Mar 31, 2014 04:49
1. The sun shines brightly in the courtyard of the American school, where I brought my English Club members to see a barbecue and talk with the students there in English. Haruka comes up to me; she is one of my best students, multi-talented and creative [academically, analytically, musically, and thoughtfully so. During a Pixar film analysis session for English club, she independently pointed out that the theme of La Luna was personal growth].
She asks to leave early. Bewilderment. Before I can give firm reply, the cheery Iowan father at the grill I was making conversation with loops her into it-three sentences in, tears roll down her face. “I lost confidence in my English,” she breathes haltingly, asking again to leave. Bewilderment amplifies as she shuffles off to the train station; I send my Japanese teacher after her to try comforting her.
Are all good intentions suspect?
2. He probes; I explain frankly. I am no Übermensch, but surely I should feel more than this. Am I truly dead inside, or have I faked death so much that it is all I know? Regardless, life continues.
3. The tuna is ambrosia. Fresh caught skipjack from the Pacific by Hanyuda-san’s fisherman friend, the flesh is so glossy that it is literally iridescent, a dazzling glitter of green, blue, and red that I shovel unceremoniously into my mouth amidst moans of culinary pleasure.
In between trying to follow the Japanese conversation and trying to explain that yes, I do know about Mori Motonari, entirely through gestures and emphatic grunts, Hanyuda-san takes unexpected cue from my friend’s playful insult of me, and he and his wife praise me to the skies for helping their daughter learn English. I express modesty the only way I can [flailing of arms and carefully tuned emphatic grunts], but inside I flush with pride. Maybe I should be a teacher?
Maybe I should learn Japanese. ._.
4. It’s raining at night; Perlyn and I are talking in her doorway, watching silver threads slant out of the streetlights into darkness. We are talking relationships, as natural a topic for us as it is natural for wombats to dance in the Bolshoi.
She smiles. “There’s someone out there for you,” she gestures to the darkness.
Smile turns to smirk. “But you just might never meet them.”
5. Happiness is an open cable lift above Amanohashidate. It’s a random slide in the middle of a pine forest. Sea shells polished smooth and glittering purple. Well-placed allusions and finishing each other’s sentences.
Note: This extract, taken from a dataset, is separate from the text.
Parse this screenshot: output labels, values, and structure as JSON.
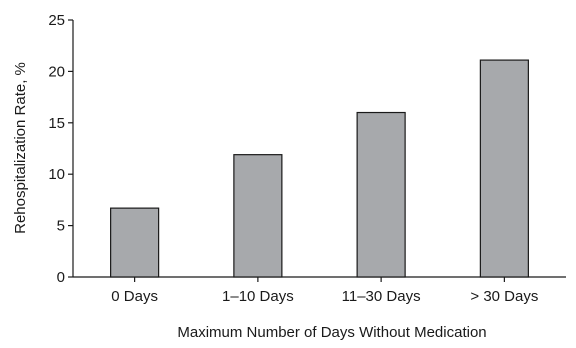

Happiness is a fundamental, basal level of existence, cushioning my every fall and buoying every surge. What a beautiful thing to have.
"I’M SO HAPPY WITH LIFEEEEE!" I shout to Ingrid as I run after her, getting sand in my shoes.
6. The room in Kyoto University is packed; packed with people, but also with passion, fervor, and vision. Speaker after speaker pours silver from their tongues as they uphold reason, dialogue, and democratic ideals. “There are no superheroes-there are no saviors. There is no one better to save your democracy than yourself.”
After we have shouted our support via vid-link to those occupying the Legislative Yuan in Taipei, the MC for the Kyoto support protest opens the floor to speakers from the audience. My arms shoot up-for my friend. She is the penultimate speaker chosen; she gushes her own silver to the torrent washing over me.
The MC announces that the number of protesters on Ketagalan has surpassed 350,000 people. Yet another raucous cheer comes up from Kyoto for those faraway.